Handwashing, Self-hygiene and Standard Precautions
Hands are the most common vehicle for transmission of organisms. It is estimated that 30-40 per cent of hospital acquired infections are related to contamination of healthcare workers hands. Proper “hand hygiene” along with standard universal precautions likes gloves, gown, mask, shoe and head cover are the single most effective means of preventing the horizontal transmission of infections among hospital patients and health care personnel. Limiting visitation by patient attendants, routine floor cleaning with disinfectants, cleanliness of the hospital staff and nurses is paramount in infection control.
Adenosine triphosphate (ATP) level and fluorescent markers have been used as surrogates of contamination to assist monitoring of cleaning especially in ICU’s for monitoring protective microbial contamination and reducing chances of OIs in immunocompromised patients, but their role in determining surface microbial contamination is controversial. On the other hand, infections like TB are airborne infections and can be only controlled using tight fitting doors and negative pressure isolation ventilations. Protection using N-95 respirator mask should be practiced before entering isolation room.

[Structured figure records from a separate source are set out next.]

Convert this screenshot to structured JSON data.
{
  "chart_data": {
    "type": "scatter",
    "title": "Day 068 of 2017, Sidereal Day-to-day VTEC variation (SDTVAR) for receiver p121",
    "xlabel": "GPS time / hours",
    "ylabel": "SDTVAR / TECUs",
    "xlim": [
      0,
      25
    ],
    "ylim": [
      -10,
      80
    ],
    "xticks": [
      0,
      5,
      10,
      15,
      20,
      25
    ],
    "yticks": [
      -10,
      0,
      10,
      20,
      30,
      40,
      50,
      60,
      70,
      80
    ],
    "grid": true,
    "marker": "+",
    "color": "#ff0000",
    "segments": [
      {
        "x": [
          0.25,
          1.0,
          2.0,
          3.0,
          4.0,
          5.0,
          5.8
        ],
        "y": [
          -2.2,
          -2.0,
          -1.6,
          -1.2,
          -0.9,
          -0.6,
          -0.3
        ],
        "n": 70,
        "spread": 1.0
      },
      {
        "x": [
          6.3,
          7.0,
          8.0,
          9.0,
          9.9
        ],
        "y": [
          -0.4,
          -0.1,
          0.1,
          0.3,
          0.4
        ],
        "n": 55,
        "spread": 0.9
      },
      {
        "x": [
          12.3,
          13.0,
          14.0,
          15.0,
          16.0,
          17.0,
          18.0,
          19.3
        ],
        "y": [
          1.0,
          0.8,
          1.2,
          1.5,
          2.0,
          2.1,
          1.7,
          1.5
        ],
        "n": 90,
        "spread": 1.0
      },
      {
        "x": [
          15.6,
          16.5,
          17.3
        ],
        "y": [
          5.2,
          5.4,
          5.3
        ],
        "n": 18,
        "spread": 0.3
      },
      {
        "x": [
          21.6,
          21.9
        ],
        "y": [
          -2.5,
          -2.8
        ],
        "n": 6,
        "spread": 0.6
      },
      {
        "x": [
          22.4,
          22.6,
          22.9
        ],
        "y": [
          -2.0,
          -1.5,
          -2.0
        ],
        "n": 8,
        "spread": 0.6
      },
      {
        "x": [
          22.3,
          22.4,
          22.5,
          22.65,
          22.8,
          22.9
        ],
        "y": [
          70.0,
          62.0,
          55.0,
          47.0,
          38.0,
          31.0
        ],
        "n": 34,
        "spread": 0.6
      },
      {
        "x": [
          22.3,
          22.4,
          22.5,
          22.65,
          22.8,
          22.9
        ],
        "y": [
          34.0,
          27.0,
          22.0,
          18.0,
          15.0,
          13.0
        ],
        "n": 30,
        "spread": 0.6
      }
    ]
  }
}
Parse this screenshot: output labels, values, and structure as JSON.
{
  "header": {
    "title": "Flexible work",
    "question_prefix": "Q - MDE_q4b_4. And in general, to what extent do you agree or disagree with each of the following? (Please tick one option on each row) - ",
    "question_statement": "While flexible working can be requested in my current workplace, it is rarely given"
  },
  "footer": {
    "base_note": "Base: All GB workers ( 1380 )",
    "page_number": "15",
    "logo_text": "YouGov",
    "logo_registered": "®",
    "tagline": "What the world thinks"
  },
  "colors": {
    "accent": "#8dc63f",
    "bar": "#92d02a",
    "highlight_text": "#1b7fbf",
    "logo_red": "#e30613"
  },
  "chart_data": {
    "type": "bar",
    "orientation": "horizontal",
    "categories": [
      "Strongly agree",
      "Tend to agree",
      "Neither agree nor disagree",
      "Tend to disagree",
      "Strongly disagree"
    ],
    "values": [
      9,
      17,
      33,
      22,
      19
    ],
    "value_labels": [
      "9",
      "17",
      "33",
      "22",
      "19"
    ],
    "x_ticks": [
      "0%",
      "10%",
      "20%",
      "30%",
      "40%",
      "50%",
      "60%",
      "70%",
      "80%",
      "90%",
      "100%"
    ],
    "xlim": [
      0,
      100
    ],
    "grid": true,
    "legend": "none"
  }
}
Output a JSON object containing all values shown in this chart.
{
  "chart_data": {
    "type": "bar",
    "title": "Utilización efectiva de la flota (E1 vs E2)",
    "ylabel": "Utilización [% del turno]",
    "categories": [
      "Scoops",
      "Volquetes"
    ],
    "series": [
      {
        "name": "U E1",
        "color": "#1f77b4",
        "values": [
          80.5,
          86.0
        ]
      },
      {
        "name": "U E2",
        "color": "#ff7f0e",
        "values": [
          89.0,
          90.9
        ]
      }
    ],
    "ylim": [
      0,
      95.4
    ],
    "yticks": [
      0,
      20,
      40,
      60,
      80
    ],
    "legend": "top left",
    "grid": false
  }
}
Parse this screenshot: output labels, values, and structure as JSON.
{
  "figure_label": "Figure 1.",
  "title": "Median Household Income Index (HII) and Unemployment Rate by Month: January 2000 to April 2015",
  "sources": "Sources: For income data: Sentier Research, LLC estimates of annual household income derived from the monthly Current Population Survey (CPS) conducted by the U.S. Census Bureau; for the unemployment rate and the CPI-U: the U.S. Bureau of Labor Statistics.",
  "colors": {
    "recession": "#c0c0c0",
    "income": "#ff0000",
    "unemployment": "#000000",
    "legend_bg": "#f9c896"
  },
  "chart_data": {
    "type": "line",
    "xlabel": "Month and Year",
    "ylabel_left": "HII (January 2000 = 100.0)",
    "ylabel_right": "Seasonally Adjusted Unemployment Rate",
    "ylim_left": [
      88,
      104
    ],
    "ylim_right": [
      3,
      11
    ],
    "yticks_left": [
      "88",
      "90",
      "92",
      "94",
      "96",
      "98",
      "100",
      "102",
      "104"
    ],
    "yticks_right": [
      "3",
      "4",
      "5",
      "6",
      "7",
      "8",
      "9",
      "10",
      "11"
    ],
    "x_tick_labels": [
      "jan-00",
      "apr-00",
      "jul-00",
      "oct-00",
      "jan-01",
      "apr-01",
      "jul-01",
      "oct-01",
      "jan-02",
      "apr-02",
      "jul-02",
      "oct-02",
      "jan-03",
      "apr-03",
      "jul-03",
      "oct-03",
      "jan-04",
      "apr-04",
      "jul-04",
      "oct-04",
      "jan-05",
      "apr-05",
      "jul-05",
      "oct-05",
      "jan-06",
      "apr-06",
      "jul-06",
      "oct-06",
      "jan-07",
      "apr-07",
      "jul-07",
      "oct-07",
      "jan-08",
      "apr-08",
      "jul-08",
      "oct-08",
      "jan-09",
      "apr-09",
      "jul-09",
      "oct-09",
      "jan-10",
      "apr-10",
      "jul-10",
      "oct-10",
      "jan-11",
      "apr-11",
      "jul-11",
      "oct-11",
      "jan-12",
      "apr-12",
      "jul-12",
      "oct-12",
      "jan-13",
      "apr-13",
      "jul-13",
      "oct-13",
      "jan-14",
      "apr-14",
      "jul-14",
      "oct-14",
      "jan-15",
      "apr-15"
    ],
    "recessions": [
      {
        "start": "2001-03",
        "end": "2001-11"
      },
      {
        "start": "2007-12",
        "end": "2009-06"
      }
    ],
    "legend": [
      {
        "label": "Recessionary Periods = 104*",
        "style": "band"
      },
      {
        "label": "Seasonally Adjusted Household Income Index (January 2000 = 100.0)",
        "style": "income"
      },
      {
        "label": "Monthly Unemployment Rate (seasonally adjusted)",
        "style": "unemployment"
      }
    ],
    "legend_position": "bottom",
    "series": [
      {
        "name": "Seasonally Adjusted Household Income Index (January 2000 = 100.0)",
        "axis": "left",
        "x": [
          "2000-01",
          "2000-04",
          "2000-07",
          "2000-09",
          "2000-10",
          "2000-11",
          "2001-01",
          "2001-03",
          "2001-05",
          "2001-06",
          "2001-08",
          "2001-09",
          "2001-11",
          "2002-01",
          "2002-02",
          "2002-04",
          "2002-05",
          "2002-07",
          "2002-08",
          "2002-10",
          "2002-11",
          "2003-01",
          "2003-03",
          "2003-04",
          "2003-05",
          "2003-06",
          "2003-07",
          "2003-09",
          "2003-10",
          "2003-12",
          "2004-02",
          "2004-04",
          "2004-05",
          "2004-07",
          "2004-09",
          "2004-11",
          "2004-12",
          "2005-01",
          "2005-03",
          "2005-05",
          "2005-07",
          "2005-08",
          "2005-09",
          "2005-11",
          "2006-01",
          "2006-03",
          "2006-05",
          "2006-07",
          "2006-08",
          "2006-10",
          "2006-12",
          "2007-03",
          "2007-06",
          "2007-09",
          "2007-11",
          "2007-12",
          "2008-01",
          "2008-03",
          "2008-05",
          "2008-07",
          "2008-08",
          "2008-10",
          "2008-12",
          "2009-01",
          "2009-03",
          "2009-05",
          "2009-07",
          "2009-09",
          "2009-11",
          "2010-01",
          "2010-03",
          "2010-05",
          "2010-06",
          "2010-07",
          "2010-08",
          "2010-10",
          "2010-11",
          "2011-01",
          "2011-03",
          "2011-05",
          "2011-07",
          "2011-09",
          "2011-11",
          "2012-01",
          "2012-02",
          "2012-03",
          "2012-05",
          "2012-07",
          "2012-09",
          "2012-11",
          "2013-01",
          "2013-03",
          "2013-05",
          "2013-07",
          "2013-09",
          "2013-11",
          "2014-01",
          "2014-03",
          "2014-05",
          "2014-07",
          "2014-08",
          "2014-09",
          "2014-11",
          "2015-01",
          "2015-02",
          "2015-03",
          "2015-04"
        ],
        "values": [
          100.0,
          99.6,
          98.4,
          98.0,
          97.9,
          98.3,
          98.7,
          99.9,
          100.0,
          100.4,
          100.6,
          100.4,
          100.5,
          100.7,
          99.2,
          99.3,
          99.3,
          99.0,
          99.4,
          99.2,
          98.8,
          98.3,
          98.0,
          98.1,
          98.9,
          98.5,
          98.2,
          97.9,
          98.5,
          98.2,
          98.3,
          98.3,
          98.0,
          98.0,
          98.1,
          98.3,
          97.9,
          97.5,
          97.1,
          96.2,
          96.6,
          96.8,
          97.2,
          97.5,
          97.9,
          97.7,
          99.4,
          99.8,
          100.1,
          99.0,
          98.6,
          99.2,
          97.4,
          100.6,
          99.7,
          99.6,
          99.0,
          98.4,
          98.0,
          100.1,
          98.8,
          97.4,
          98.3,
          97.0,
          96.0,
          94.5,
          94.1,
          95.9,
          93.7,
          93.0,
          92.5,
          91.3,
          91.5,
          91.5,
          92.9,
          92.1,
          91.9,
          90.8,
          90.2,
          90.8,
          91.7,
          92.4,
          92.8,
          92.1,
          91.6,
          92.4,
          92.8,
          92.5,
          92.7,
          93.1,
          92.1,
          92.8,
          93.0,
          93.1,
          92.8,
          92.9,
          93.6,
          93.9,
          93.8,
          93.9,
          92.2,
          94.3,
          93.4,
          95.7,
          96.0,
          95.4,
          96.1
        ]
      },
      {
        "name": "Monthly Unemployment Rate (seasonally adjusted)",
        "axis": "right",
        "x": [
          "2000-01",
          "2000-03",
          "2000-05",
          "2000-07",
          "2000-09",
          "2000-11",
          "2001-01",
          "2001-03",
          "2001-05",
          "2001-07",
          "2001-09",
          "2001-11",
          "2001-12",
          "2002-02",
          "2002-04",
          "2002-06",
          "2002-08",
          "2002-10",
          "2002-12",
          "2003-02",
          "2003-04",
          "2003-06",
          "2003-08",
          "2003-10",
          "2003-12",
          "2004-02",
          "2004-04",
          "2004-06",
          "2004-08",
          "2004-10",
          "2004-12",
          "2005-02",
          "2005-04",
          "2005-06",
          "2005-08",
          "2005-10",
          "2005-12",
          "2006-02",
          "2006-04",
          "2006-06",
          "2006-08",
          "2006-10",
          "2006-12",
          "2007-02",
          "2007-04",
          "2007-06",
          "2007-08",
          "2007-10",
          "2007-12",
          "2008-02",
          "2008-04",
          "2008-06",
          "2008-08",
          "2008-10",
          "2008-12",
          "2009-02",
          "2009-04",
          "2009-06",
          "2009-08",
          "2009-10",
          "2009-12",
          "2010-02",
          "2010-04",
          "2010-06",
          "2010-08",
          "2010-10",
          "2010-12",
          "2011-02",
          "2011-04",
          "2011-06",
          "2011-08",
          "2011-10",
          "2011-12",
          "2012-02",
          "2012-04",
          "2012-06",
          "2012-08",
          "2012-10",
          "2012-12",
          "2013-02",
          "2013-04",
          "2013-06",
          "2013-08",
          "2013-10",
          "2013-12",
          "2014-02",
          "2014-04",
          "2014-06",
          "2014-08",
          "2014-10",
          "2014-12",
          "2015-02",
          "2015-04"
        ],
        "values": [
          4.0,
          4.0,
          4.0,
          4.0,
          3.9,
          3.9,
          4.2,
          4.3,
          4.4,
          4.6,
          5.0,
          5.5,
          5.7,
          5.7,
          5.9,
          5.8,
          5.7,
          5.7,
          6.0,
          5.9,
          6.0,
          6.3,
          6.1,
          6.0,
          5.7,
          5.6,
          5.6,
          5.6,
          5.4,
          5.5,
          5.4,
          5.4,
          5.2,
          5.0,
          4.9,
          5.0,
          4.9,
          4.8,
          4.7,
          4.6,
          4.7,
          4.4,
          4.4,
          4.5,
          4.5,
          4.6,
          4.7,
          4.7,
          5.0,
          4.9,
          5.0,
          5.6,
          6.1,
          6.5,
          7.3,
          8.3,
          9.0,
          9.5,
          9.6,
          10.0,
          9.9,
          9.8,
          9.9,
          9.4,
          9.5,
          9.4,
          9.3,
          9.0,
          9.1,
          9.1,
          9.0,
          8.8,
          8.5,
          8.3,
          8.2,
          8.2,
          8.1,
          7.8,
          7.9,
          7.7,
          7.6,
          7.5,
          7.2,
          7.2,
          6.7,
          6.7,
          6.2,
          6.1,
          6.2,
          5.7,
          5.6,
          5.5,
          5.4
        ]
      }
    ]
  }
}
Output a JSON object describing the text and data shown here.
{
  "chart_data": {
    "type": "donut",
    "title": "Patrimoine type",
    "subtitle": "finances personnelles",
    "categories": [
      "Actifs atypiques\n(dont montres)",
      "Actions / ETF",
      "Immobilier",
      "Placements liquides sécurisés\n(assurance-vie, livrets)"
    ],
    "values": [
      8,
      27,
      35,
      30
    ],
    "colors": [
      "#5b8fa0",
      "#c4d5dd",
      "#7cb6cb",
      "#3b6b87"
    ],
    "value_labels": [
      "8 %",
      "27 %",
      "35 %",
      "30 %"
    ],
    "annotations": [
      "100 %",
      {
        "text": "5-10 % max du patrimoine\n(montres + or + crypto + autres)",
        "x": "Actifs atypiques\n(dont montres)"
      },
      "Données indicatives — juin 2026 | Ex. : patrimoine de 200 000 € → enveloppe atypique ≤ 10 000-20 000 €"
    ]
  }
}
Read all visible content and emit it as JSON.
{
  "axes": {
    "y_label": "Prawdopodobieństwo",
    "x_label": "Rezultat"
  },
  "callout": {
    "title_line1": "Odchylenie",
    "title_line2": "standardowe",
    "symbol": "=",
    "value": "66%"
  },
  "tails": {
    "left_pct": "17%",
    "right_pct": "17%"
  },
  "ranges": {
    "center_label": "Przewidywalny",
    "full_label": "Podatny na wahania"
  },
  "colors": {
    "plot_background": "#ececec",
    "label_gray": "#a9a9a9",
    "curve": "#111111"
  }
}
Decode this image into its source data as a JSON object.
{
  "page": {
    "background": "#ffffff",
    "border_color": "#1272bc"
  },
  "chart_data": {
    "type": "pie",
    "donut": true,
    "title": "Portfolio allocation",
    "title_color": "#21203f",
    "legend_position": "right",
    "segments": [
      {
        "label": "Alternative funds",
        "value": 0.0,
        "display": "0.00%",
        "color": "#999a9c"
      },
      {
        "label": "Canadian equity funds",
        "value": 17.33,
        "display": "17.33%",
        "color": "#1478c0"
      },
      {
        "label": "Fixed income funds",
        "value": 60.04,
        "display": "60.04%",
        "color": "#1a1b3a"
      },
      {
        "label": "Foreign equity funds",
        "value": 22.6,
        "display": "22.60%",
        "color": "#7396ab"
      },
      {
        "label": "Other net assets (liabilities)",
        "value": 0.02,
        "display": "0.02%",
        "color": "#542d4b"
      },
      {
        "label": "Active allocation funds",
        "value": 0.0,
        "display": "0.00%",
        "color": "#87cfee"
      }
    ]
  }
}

There is an elemental role of the microbiology laboratory and Infection Control officer in the prevention and control of infections and for providing awareness and training. Direct observation and feedback of cleaning services including an education component ideally can result in change in behaviour and goes a long way in implementation of good infection control practices.
Prevention of infection, prompt diagnosis and treatment remain the cornerstones of management of OIs. The importance of basic infection control measures cannot be over-emphasised. In addition, appropriate prophylactic agents, rapid diagnostic techniques and the early institution of appropriate therapy are essential for good infection control practices.